Я обещала не плакать. 15 минут я держалась, а потом разревелась.
В Нарышкино мы с детьми приехали 17 июля. Никто не ухаживал за садом с мая: бабушка с переломанным бедром еле передвигается по дому. Один раз только сосед скосил траву перед домом. Но все цветники заросли растениями с меня высотой. Дальняя часть сада, которую я так заботливо приводила в порядок весной, превратилась в густой лес из конского щавеля, мелколепестника, осотов и много чего еще, мне неизвестного. Чтобы увидеть, есть ли там кто живой, пришлось прокладывать себе путь через эти густые заросли. Почти все последующие дни ушли на то, чтобы освободить те цветы и кусты, которые посадила я, от тех, кто решил расти сам. К фотографиям я сделала подписи, чтобы было понятно, где розарий, а где лужайка - кроме моих слов и поручительств ничто не подсказало бы, что это именно они.

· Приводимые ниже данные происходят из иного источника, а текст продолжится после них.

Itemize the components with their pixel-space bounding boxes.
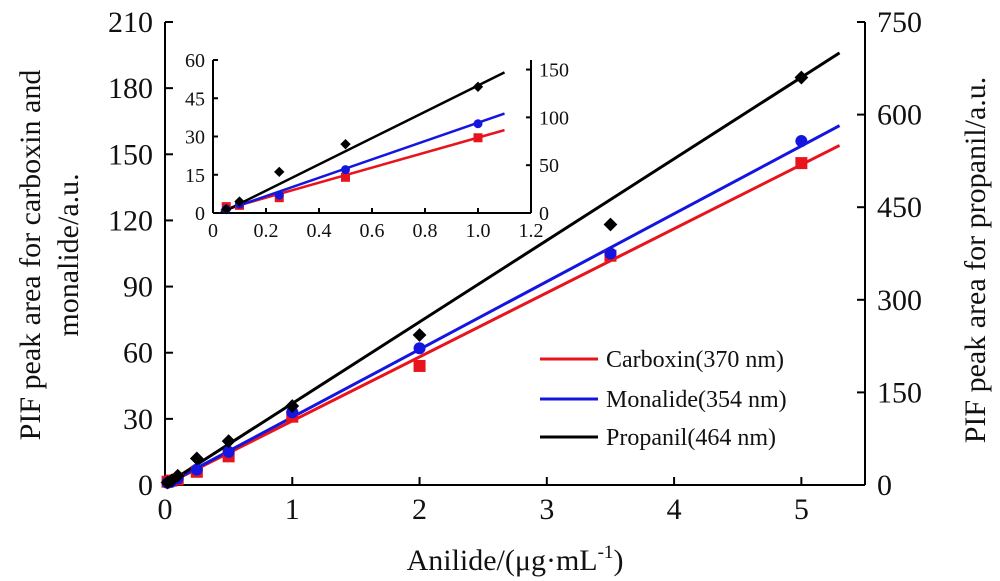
main-point-propanil (164, 473, 179, 488)
main-x-tick-label: 4 (667, 493, 682, 526)
x-axis-label-end: ) (613, 544, 623, 577)
main-left-y-tick-label: 180 (108, 72, 153, 105)
x-axis-label-sup: -1 (598, 542, 614, 563)
inset-fit-lines (220, 71, 506, 215)
main-right-y-tick-label: 0 (877, 469, 892, 502)
left-y-axis-label-line1: PIF peak area for carboxin and (14, 70, 47, 441)
main-x-tick-label: 5 (794, 493, 809, 526)
inset-right-y-tick-label: 100 (539, 107, 569, 129)
inset-point-monalide (473, 119, 483, 129)
main-right-y-ticks: 0 150 300 450 600 750 (857, 6, 922, 502)
main-left-y-tick-label: 90 (123, 271, 153, 304)
main-right-y-tick-label: 600 (877, 99, 922, 132)
inset-point-monalide (274, 190, 284, 200)
main-left-y-tick-label: 0 (138, 469, 153, 502)
inset-point-carboxin (473, 133, 483, 143)
main-point-monalide (190, 463, 203, 476)
main-data-points (160, 70, 809, 490)
main-point-carboxin (795, 157, 808, 170)
inset-right-y-tick-label: 150 (539, 60, 569, 82)
main-point-monalide (222, 445, 235, 458)
inset-point-propanil (221, 204, 232, 215)
main-point-propanil (189, 451, 204, 466)
legend-label-carboxin: Carboxin(370 nm) (606, 347, 784, 373)
main-x-tick-label: 0 (158, 493, 173, 526)
main-fit-line-carboxin (164, 144, 841, 487)
main-fit-lines (164, 51, 841, 487)
main-right-y-tick-label: 750 (877, 6, 922, 39)
main-point-propanil (221, 434, 236, 449)
inset-x-ticks: 0 0.2 0.4 0.6 0.8 1.0 1.2 (208, 208, 544, 242)
main-point-propanil (285, 399, 300, 413)
main-point-monalide (604, 247, 617, 260)
main-axes (164, 22, 866, 486)
inset-point-propanil (472, 81, 484, 92)
inset-data-points (221, 81, 484, 215)
main-left-y-tick-label: 120 (108, 204, 153, 237)
inset-x-tick-label: 0.6 (360, 220, 385, 242)
inset-point-propanil (340, 138, 351, 150)
x-axis-label: Anilide/(μg·mL-1) (407, 542, 624, 577)
main-point-propanil (412, 328, 427, 342)
inset-point-monalide (341, 165, 350, 175)
main-left-y-tick-label: 210 (108, 6, 153, 39)
inset-fit-line-carboxin (220, 128, 505, 212)
main-left-y-tick-label: 30 (123, 403, 153, 436)
inset-x-tick-label: 0.2 (254, 220, 279, 242)
x-axis-label-text: Anilide/(μg·mL (407, 544, 598, 577)
main-point-propanil (170, 468, 185, 483)
inset-x-tick-label: 1.2 (519, 220, 544, 242)
inset-x-tick-label: 1.0 (466, 220, 491, 242)
inset-fit-line-monalide (220, 112, 505, 213)
inset-left-y-tick-label: 0 (195, 203, 205, 225)
inset-x-tick-label: 0 (208, 220, 218, 242)
inset-point-carboxin (341, 172, 350, 182)
legend-label-propanil: Propanil(464 nm) (606, 425, 776, 451)
main-right-y-tick-label: 150 (877, 376, 922, 409)
inset-left-y-tick-label: 15 (185, 165, 205, 187)
main-point-propanil (794, 70, 809, 85)
main-right-y-tick-label: 300 (877, 284, 922, 317)
main-fit-line-monalide (164, 124, 841, 487)
inset-left-y-tick-label: 45 (185, 88, 205, 110)
inset-left-y-tick-label: 30 (185, 127, 205, 149)
right-y-axis-label: PIF peak area for propanil/a.u. (959, 77, 992, 444)
legend-label-monalide: Monalide(354 nm) (606, 387, 787, 413)
inset-right-y-ticks: 0 50 100 150 (526, 60, 569, 225)
inset-right-y-tick-label: 50 (539, 155, 559, 177)
inset-x-tick-label: 0.8 (413, 220, 438, 242)
main-fit-line-propanil (164, 51, 841, 487)
inset-point-propanil (274, 166, 285, 178)
inset-right-y-tick-label: 0 (539, 203, 549, 225)
inset-point-propanil (234, 196, 245, 207)
main-point-monalide (795, 135, 808, 148)
inset-chart: 0 0.2 0.4 0.6 0.8 1.0 1.2 0 15 30 45 60 0 50 100 150 (185, 50, 569, 242)
main-left-y-tick-label: 60 (123, 337, 153, 370)
inset-left-y-tick-label: 60 (185, 50, 205, 72)
main-left-y-tick-label: 150 (108, 138, 153, 171)
inset-left-y-ticks: 0 15 30 45 60 (185, 50, 218, 225)
main-point-propanil (603, 217, 618, 232)
main-left-y-ticks: 0 30 60 90 120 150 180 210 (108, 6, 173, 502)
main-point-monalide (413, 342, 426, 355)
main-x-tick-label: 3 (539, 493, 554, 526)
main-x-tick-label: 2 (412, 493, 427, 526)
inset-x-tick-label: 0.4 (307, 220, 332, 242)
main-x-tick-label: 1 (285, 493, 300, 526)
left-y-axis-label-line2: monalide/a.u. (52, 173, 85, 336)
main-point-carboxin (413, 359, 426, 372)
inset-fit-line-propanil (220, 71, 506, 215)
legend: Carboxin(370 nm) Monalide(354 nm) Propan… (540, 347, 787, 451)
main-x-ticks: 0 1 2 3 4 5 (158, 477, 809, 526)
main-right-y-tick-label: 450 (877, 191, 922, 224)
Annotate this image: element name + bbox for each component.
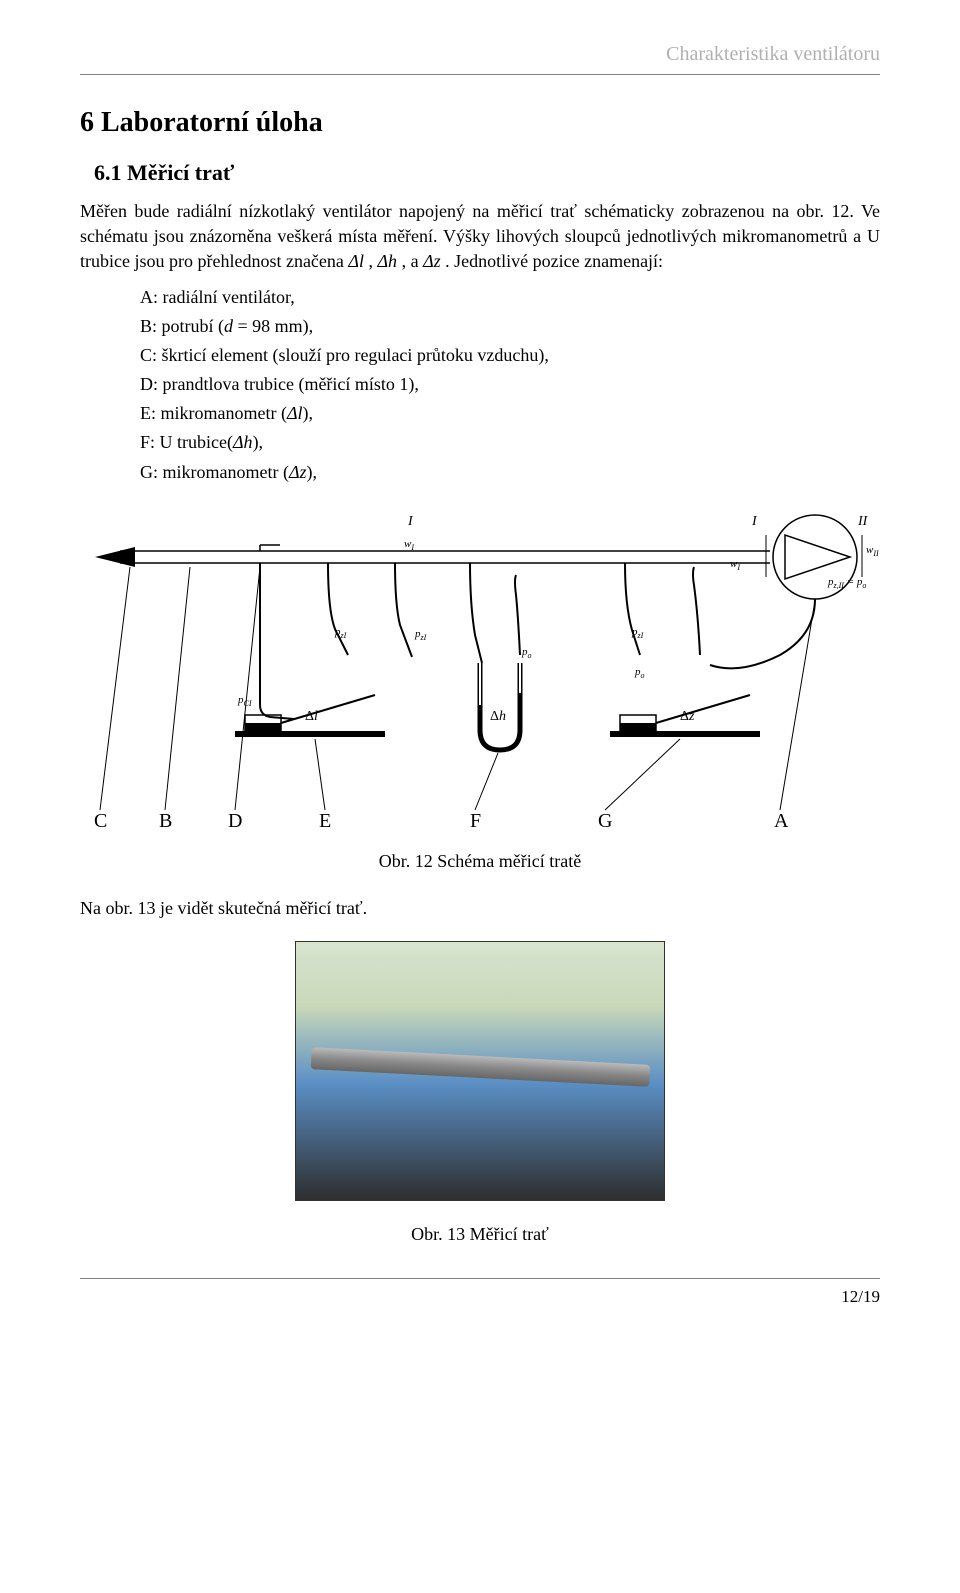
- def-G-sym: Δz: [289, 462, 307, 482]
- delta-l-symbol: Δl: [348, 251, 364, 271]
- subsection-heading-6-1: 6.1 Měřicí trať: [80, 158, 880, 189]
- pz1-label: pzI: [414, 628, 427, 642]
- def-A: A: radiální ventilátor,: [140, 285, 880, 310]
- paragraph-intro: Měřen bude radiální nízkotlaký ventiláto…: [80, 199, 880, 275]
- schematic-diagram: I I II wI wI wII pz,II = po pzI pzI po p…: [80, 505, 880, 835]
- def-E: E: mikromanometr (Δl),: [140, 401, 880, 426]
- para-mid2: , a: [402, 251, 424, 271]
- roman-1b: I: [751, 514, 758, 529]
- def-C: C: škrticí element (slouží pro regulaci …: [140, 343, 880, 368]
- label-A: A: [774, 810, 789, 832]
- label-F: F: [470, 810, 481, 832]
- def-E-sym: Δl: [287, 403, 303, 423]
- figure-12: I I II wI wI wII pz,II = po pzI pzI po p…: [80, 505, 880, 874]
- def-F: F: U trubice(Δh),: [140, 430, 880, 455]
- def-B-pre: B: potrubí (: [140, 316, 224, 336]
- def-B-post: = 98 mm),: [233, 316, 313, 336]
- def-F-post: ),: [253, 432, 264, 452]
- paragraph-between: Na obr. 13 je vidět skutečná měřicí trať…: [80, 896, 880, 921]
- def-E-post: ),: [303, 403, 314, 423]
- delta-l-label: Δl: [305, 709, 318, 724]
- section-heading-6: 6 Laboratorní úloha: [80, 103, 880, 142]
- figure-12-caption: Obr. 12 Schéma měřicí tratě: [80, 849, 880, 874]
- def-D: D: prandtlova trubice (měřicí místo 1),: [140, 372, 880, 397]
- po1-label: po: [521, 646, 532, 660]
- def-F-pre: F: U trubice(: [140, 432, 233, 452]
- def-G: G: mikromanometr (Δz),: [140, 460, 880, 485]
- figure-13-caption: Obr. 13 Měřicí trať: [80, 1222, 880, 1247]
- para-tail: . Jednotlivé pozice znamenají:: [445, 251, 663, 271]
- page-header-label: Charakteristika ventilátoru: [80, 40, 880, 68]
- w1-label: wI: [404, 538, 414, 552]
- roman-1a: I: [407, 514, 414, 529]
- label-G: G: [598, 810, 612, 832]
- delta-h-symbol: Δh: [377, 251, 397, 271]
- label-B: B: [159, 810, 172, 832]
- w2-label: wII: [866, 544, 879, 558]
- definition-list: A: radiální ventilátor, B: potrubí (d = …: [80, 285, 880, 485]
- pz2-eq-po: pz,II = po: [827, 576, 866, 590]
- def-B: B: potrubí (d = 98 mm),: [140, 314, 880, 339]
- def-F-sym: Δh: [233, 432, 253, 452]
- label-E: E: [319, 810, 331, 832]
- delta-z-symbol: Δz: [423, 251, 441, 271]
- pCt-label: pCI: [237, 694, 252, 708]
- page-number: 12/19: [80, 1285, 880, 1309]
- label-D: D: [228, 810, 242, 832]
- label-C: C: [94, 810, 107, 832]
- pzt-label: pzI: [334, 626, 347, 640]
- pz2-label: pzI: [631, 626, 644, 640]
- delta-h-label: Δh: [490, 709, 506, 724]
- def-B-d: d: [224, 316, 233, 336]
- photo-measuring-track: [295, 941, 665, 1201]
- top-divider: [80, 74, 880, 75]
- def-G-pre: G: mikromanometr (: [140, 462, 289, 482]
- w1b-label: wI: [730, 558, 740, 572]
- bottom-divider: [80, 1278, 880, 1279]
- def-G-post: ),: [307, 462, 318, 482]
- delta-z-label: Δz: [680, 709, 695, 724]
- def-E-pre: E: mikromanometr (: [140, 403, 287, 423]
- figure-13: Obr. 13 Měřicí trať: [80, 941, 880, 1247]
- roman-2: II: [857, 514, 869, 529]
- po2-label: po: [634, 666, 645, 680]
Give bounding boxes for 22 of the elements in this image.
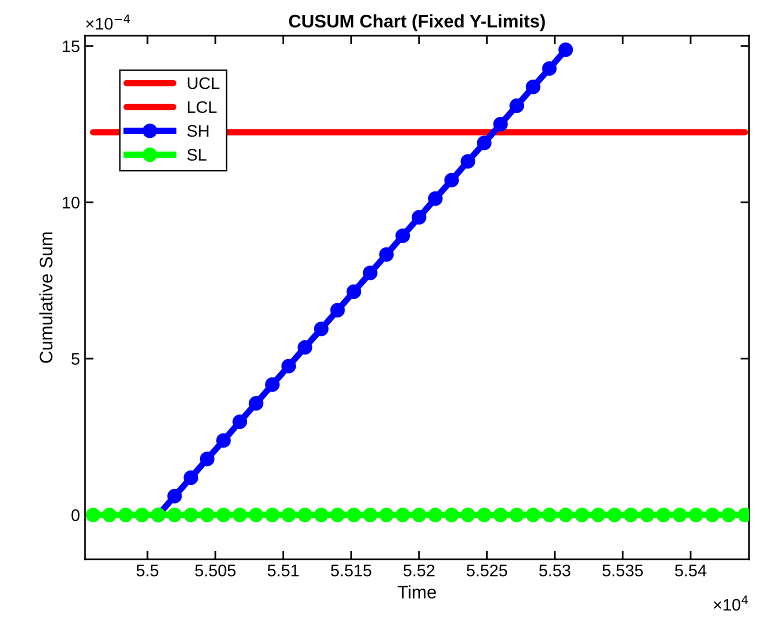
x-tick-label: 5.525 <box>466 564 508 576</box>
x-tick-label: 5.53 <box>539 564 570 576</box>
legend-label: SH <box>187 125 208 137</box>
y-tick-label: 5 <box>72 353 80 365</box>
y-tick-label: 15 <box>62 40 80 52</box>
y-tick-label: 10 <box>62 196 80 209</box>
x-axis-title: Time <box>398 585 436 599</box>
y-tick-label: 0 <box>72 509 80 522</box>
legend-label: UCL <box>188 77 220 90</box>
y-axis-title: Cumulative Sum <box>39 232 52 363</box>
legend-label: SL <box>187 148 206 161</box>
x-tick-label: 5.5 <box>136 564 158 576</box>
x-tick-label: 5.505 <box>195 564 236 576</box>
text: ×10$^{4}$ <box>714 596 748 611</box>
legend-label: LCL <box>188 101 217 113</box>
x-tick-label: 5.535 <box>602 564 643 576</box>
x-tick-label: 5.51 <box>268 564 299 576</box>
chart-title: CUSUM Chart (Fixed Y-Limits) <box>288 14 545 32</box>
x-tick-label: 5.515 <box>330 564 372 576</box>
x-tick-label: 5.54 <box>675 564 706 576</box>
x-tick-label: 5.52 <box>403 564 434 576</box>
text: ×10$^{−4}$ <box>86 14 130 30</box>
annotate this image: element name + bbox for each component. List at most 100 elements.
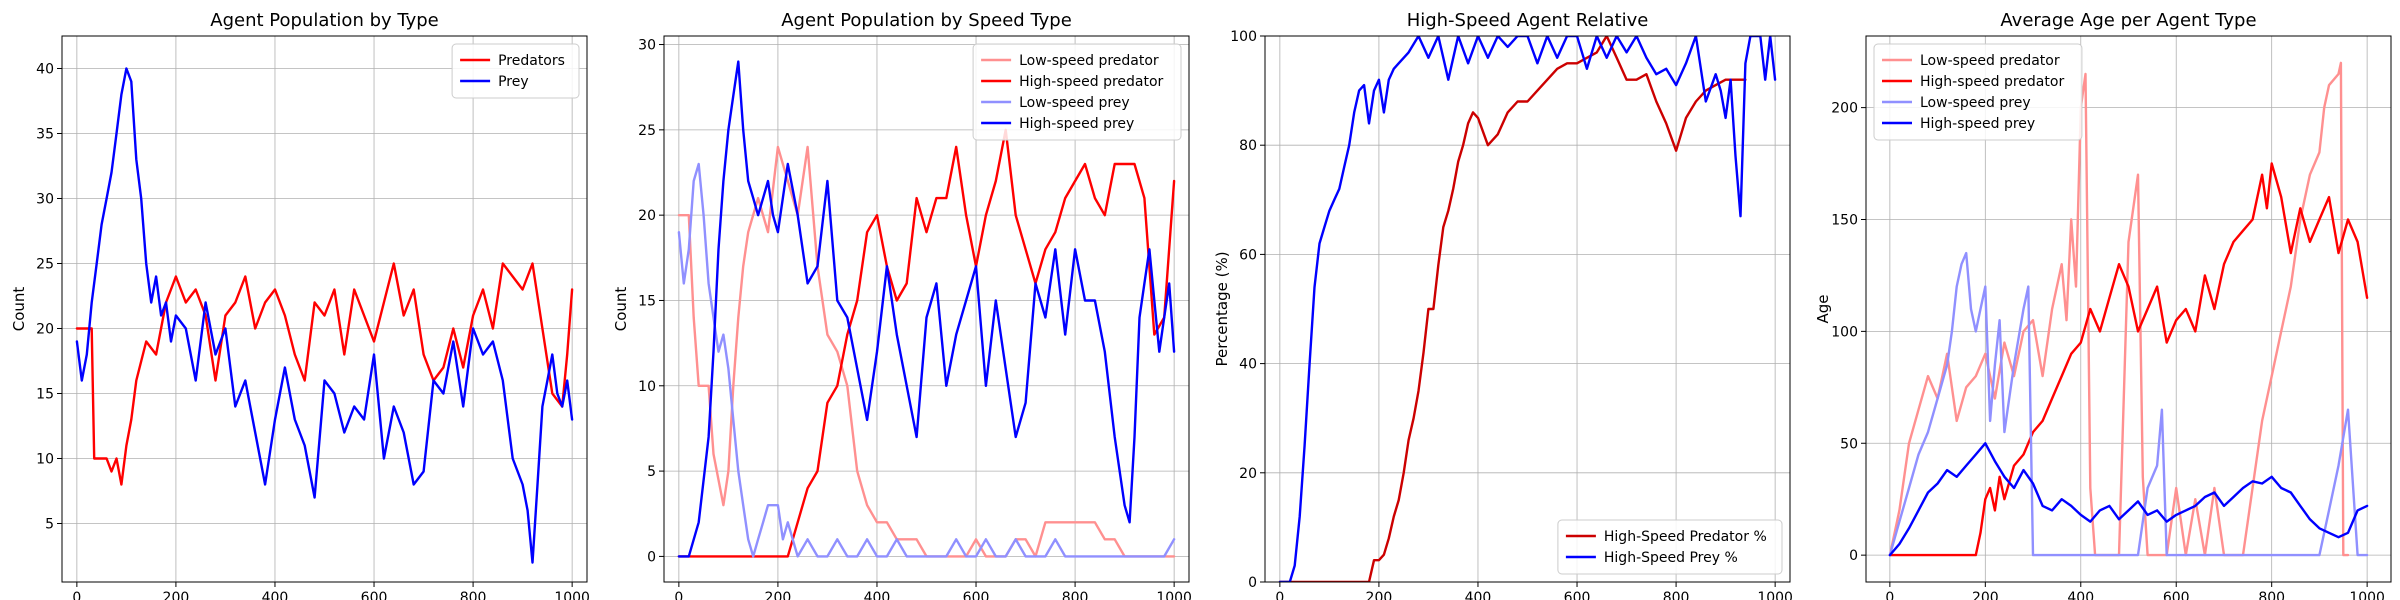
high-speed-relative-chart: 0 200 400 600 800 1000 0 20 40 60 80 100 High-Speed … (1213, 10, 1793, 600)
legend: Low-speed predator High-speed predator Low… (1873, 43, 2083, 141)
plot-frame (1264, 35, 1791, 583)
legend-label: Prey (498, 74, 529, 90)
y-tick-label: 10 (638, 379, 656, 395)
x-tick-label: 400 (864, 590, 891, 600)
legend-label: Low-speed predator (1019, 53, 1159, 69)
y-tick-label: 20 (638, 208, 656, 224)
legend-label: High-speed predator (1920, 74, 2064, 90)
population-by-speed-chart: 0 200 400 600 800 1000 0 5 10 15 20 25 30 Agent Popul… (612, 10, 1192, 600)
chart-title: Agent Population by Speed Type (781, 10, 1072, 31)
x-tick-label: 600 (361, 590, 388, 600)
y-tick-label: 150 (1831, 212, 1858, 228)
y-tick-label: 20 (36, 322, 54, 338)
legend-label: Low-speed predator (1920, 53, 2060, 69)
y-tick-label: 5 (45, 517, 54, 533)
y-tick-label: 100 (1230, 29, 1257, 45)
y-tick-label: 15 (36, 387, 54, 403)
y-tick-label: 0 (1248, 575, 1257, 591)
y-tick-label: 5 (647, 464, 656, 480)
chart-title: Average Age per Agent Type (2000, 10, 2256, 31)
chart-title: Agent Population by Type (210, 10, 438, 31)
legend-box (972, 43, 1182, 141)
legend: Low-speed predator High-speed predator Low… (972, 43, 1182, 141)
plot-frame (61, 35, 588, 583)
series-line-prey (75, 67, 574, 564)
y-axis-label: Age (1814, 294, 1832, 323)
legend-label: High-speed prey (1920, 116, 2035, 132)
x-tick-label: 200 (1972, 590, 1999, 600)
series-line-low-speed-prey (677, 162, 1176, 558)
chart-title: High-Speed Agent Relative (1407, 10, 1649, 31)
legend-box (451, 43, 580, 99)
legend-label: High-speed predator (1019, 74, 1163, 90)
x-tick-label: 200 (765, 590, 792, 600)
y-tick-label: 20 (1239, 466, 1257, 482)
legend-box (1557, 519, 1783, 575)
legend-label: Predators (498, 53, 565, 69)
series-group (75, 67, 574, 564)
y-tick-label: 40 (1239, 357, 1257, 373)
legend-box (1873, 43, 2083, 141)
y-tick-label: 10 (36, 452, 54, 468)
x-tick-label: 800 (1062, 590, 1089, 600)
series-line-high-speed-predator (1278, 36, 1747, 582)
series-line-low-speed-prey (1888, 251, 2369, 557)
y-axis-label: Count (10, 287, 28, 332)
grid-lines (62, 36, 587, 582)
x-tick-label: 800 (1663, 590, 1690, 600)
y-tick-label: 30 (36, 192, 54, 208)
y-tick-label: 200 (1831, 101, 1858, 117)
grid-lines (1265, 35, 1790, 583)
series-line-high-speed-prey (1278, 36, 1777, 582)
population-by-type-chart: 0 200 400 600 800 1000 5 10 15 20 25 30 35 40 Agent Po… (10, 10, 590, 600)
x-tick-label: 1000 (554, 590, 590, 600)
legend-label: Low-speed prey (1920, 95, 2031, 111)
legend-label: Low-speed prey (1019, 95, 1130, 111)
y-tick-label: 0 (647, 549, 656, 565)
y-tick-label: 0 (1849, 548, 1858, 564)
y-tick-label: 100 (1831, 324, 1858, 340)
x-tick-label: 800 (2258, 590, 2285, 600)
series-line-predators (75, 262, 574, 486)
plot-frame (663, 35, 1190, 583)
x-tick-label: 1000 (1156, 590, 1192, 600)
x-tick-label: 600 (963, 590, 990, 600)
x-tick-label: 0 (674, 590, 683, 600)
x-tick-label: 400 (2067, 590, 2094, 600)
series-group (677, 60, 1176, 558)
x-tick-label: 0 (1885, 590, 1894, 600)
y-tick-label: 35 (36, 127, 54, 143)
legend: High-Speed Predator % High-Speed Prey % (1557, 519, 1783, 575)
y-tick-label: 25 (36, 257, 54, 273)
y-axis-label: Percentage (%) (1213, 251, 1231, 366)
y-tick-label: 50 (1840, 436, 1858, 452)
series-group (1888, 61, 2369, 557)
legend-label: High-speed prey (1019, 116, 1134, 132)
series-line-high-speed-prey (1888, 442, 2369, 557)
y-tick-label: 40 (36, 62, 54, 78)
x-tick-label: 1000 (2349, 590, 2385, 600)
y-tick-label: 30 (638, 38, 656, 54)
x-tick-label: 400 (262, 590, 289, 600)
plot-frame (1865, 35, 2392, 583)
x-tick-label: 200 (163, 590, 190, 600)
series-line-low-speed-predator (677, 145, 1176, 558)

Но я утерла слезы. Сосед скосил траву. И дальше началось долгое, приятное.
Я очень люблю работать в саду. У меня есть секрет. На самом деле, для меня это способ остаться наедине с книгами и делать многое прочее. Я слушаю аудиокниги, погружаюсь в них полностью и сама не замечаю, как постепенно открываются виды. Пальцы мои, правда, замечают. Уже почти неделю я снова дома, а руки по утрам все еще болят и немеют.
Каникулы были особенно книжные. И теперь у меня в разных местах сада разные книжные события. Особенно много их зарыто в будущую клеверную лужайку. Вот тут, например, была книга "Волчье время" про немцев в 1945 - 1955. И корни пырея - это возвращенцы, издевающиеся над женами и детьми, союзники, насилующие женщин, местные немцы, не принимающие переселенцев из южных земель и т.д. и т.п.
А вот тут "Грозовой перевал", ярость Хитклиффа обращена на корни, а смелость и решительность Кэтрин питает маленькие, только что отрезанные от усов и посаженные кустики клубники.
Соседи уже спрятали мотоблок. Но лужайка намечена, семена лежат с весны. Я копаю вручную, мысленно делю участки на квадраты 15х15 см, вынимаю ком земли, перебираю корешки, землю возвращаю обратно, корешки отправляются в огромную компостную гору. Года через 3 по моим замыслам она перегниет и превратится в рыхлый холмик для голубики. А пока дело движется очень медленно под перипетии Марии-Антуанетты в интерпретации Стефана Цвейга. На середине пути я узнаю, как жестоко предал маленький Людовик 17 мать и тетю, какие чудовищные обвинения вытянули из него обвинители. Слезы опять потоком изливаются на узкую, с трудом перепаханную полоску земли. Я жалею нас обеих: королеву Франции и меня, мне обидно за ее бессмысленно растраченную красоту, любовь и прелесть, за мои тщетные и беспомощные усилия.
Но и те участки, которые уже вроде бы освоены и которые надо просто полоть, поддерживать в приглядном виде и ждать, когда все разрастется и превратится в переделкинскую дачу - и они показывают мне не только свои молодые посадки, но и вкопанные с ними книги, события, героев. Например, страшилища, которые норовят покрыть собою можжевельник Андорра компакта и крохотный крылатый бересклет компакта, совсем не компактные. Они напоминают мне триффидов, которых я слушала в прошлом году, копая этот участок. Но на фотографии их уже нет. Я от них избавилась - но знаю, что стоило мне уехать, они снова приползли и поджидают новых жертв.
Но есть и книжки с нормальными сюжетами, там все заканчивается более-менее хорошо. Например ирландские детективы Таны Френч. Там кто-то взрослый и сильный умеет защитить подростка. Такими взрослыми и сильными побыли как раз сорняки. Они спасли розы от иссушения, они защитили мои растения, как это ни парадоксально. Почти никто пока не умер. Зимние заморзки погубили дедушкино персиковое дерево, исчез в сорняках клематис. Остальных всех я вроде бы разыскала. Уже при мне какая-то мышь перегрызла кору сирени Элинор Престон. Позже, в момент острой зимней тоски и ностальгии, я обязательно напишу о всех цветах и кустах подробнее, пока же покажу несколько фотографий.
Аудиокниги - помощники, трудяги. Я им очень благодарна. Но главной книгой этого сезона оказалась Женщина в белом. Ее я читала по-английски, с кофе или чаем с молоком, в удобном кресле. Медленно и иногда даже вслух. Периодически отрываясь и глядя на розы. Эта книга была нормальная, живая, со страничками и моим собственным темпом, моими внутренними интонациями. И она тоже осталась в саду. И позже я смогу кое-где расслышать шуршание белого шелка, распознать сумрачные тени и всполохи. Сад все больше наполняется смыслом и моей жизнью.